本文在分析了MES系统的发展趋势,以及国内外关于制造执行平台各项关键技术发展现状的基础上,对型号生产的特点和实际需求进行了探索,利用计算机集成制造技术和人工智能技术提高型号生产各过程的工作效率,进而从总体上缩短生产周期,降低废品率和生产成本,提高企业研制和批产的并行能力。全文主要研究内容如下:
建立了基于多Agent的协同制造执行平台体系结构。为实现型号生产过程的集成与协同,引入了多Agent技术。面向制造系统设计了一种多Agent的分布自治控制模式,进而给出了制造系统下Agent的结构、通讯方式和语言,以及多Agent间的协同机制。在以上技术基础上,构建了协同制造执行平台体系结构,并设计了基于虚拟制造单元与Web服务技术的制造资源组织模式,以及基于PSL和XML的制造信息表达模式。
研究了基于本体技术的型号生产领域知识集成方法。为满足知识优化集成和重用的需求,建立了型号生产中的领域知识模型和基于本体理论的领域知识形式化表达方法,进而提出了一种基于本体的领域知识集成器。该集成器划分为本体构建、本体映射和本体合并的三个模块,规定了各模块的运行机理,并对本体映射过程给出了量化的本体相似度计算方法,以一个实际的知识集成和检索的例子,探讨了该领域知识集成器的应用性。
研究了型号生产中的业务过程协调和冲突消解方法。针对型号生产的前期任务协调,给出了基于事例推理的任务分解方法和基于合同网协议的任务分配方法;针对任务执行过程中,由信息资源共享不协调造成的业务冲突,给出了冲突消解的原则与策略,进而建立了一种混合访问控制模型,该模型将PBAC与RBAC相结合,把协同制造环境中对共享资源的操作限制在具体的任务之中。

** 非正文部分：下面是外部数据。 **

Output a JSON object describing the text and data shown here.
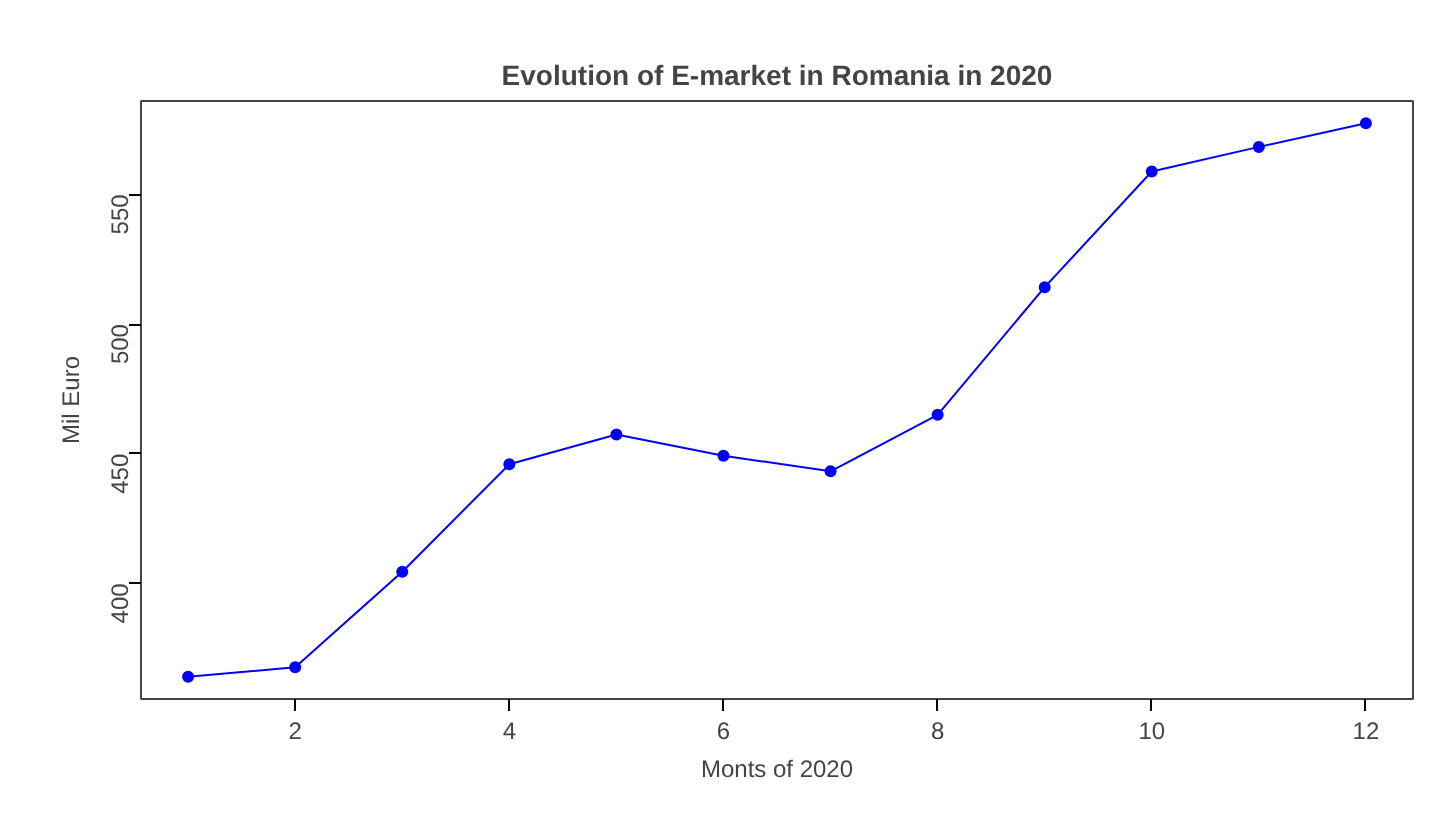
{
  "chart_data": {
    "type": "line",
    "title": "Evolution of E-market in Romania in 2020",
    "xlabel": "Monts of 2020",
    "ylabel": "Mil Euro",
    "x": [
      1,
      2,
      3,
      4,
      5,
      6,
      7,
      8,
      9,
      10,
      11,
      12
    ],
    "series": [
      {
        "color": "#0000ff",
        "values": [
          364,
          367.6,
          404.5,
          445.9,
          457.4,
          449.2,
          443.2,
          465,
          514.2,
          558.8,
          568.3,
          577.4
        ]
      }
    ],
    "xlim": [
      0.56,
      12.44
    ],
    "ylim": [
      355.4,
      586
    ],
    "xticks": [
      2,
      4,
      6,
      8,
      10,
      12
    ],
    "yticks": [
      400,
      450,
      500,
      550
    ],
    "marker": "circle",
    "line_style": "solid",
    "grid": false
  }
}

给出了任务执行主体间信任度的定义、分类和计算方法,从而提出了一种授权评价方法。该方法为调解解信息共享不协调造成的业务冲突,提供了一种量化的解决方案。仿真结果表明,所提模型和方法能够制定出符合业务实际的执行序列,从而验证了对消解业务冲突的有效性。
研究了面向动态车间调度的混合变临域搜索算法。将粒子群优化算法作为局域搜索引擎融入到变临域搜索算法中,构成适宜单件/小批量生产调度的改进型优化方法。在新的调度决策点,应用经训练的B-P人工神经网络,来确定改进变临域搜索算法的关键参数,使优化算法适应车间执行环境的变化,并对原有计划进行有效的重调度。通过对比和应用实例,验证了这种混合变临域搜索算法对动态生产调度的有效性。
基于以上关键技术,结合实际生产对制造执行平台的需求,开发了平台原型系统,并验证了该协同制造执行平台在实际应用中的有效性与可行性。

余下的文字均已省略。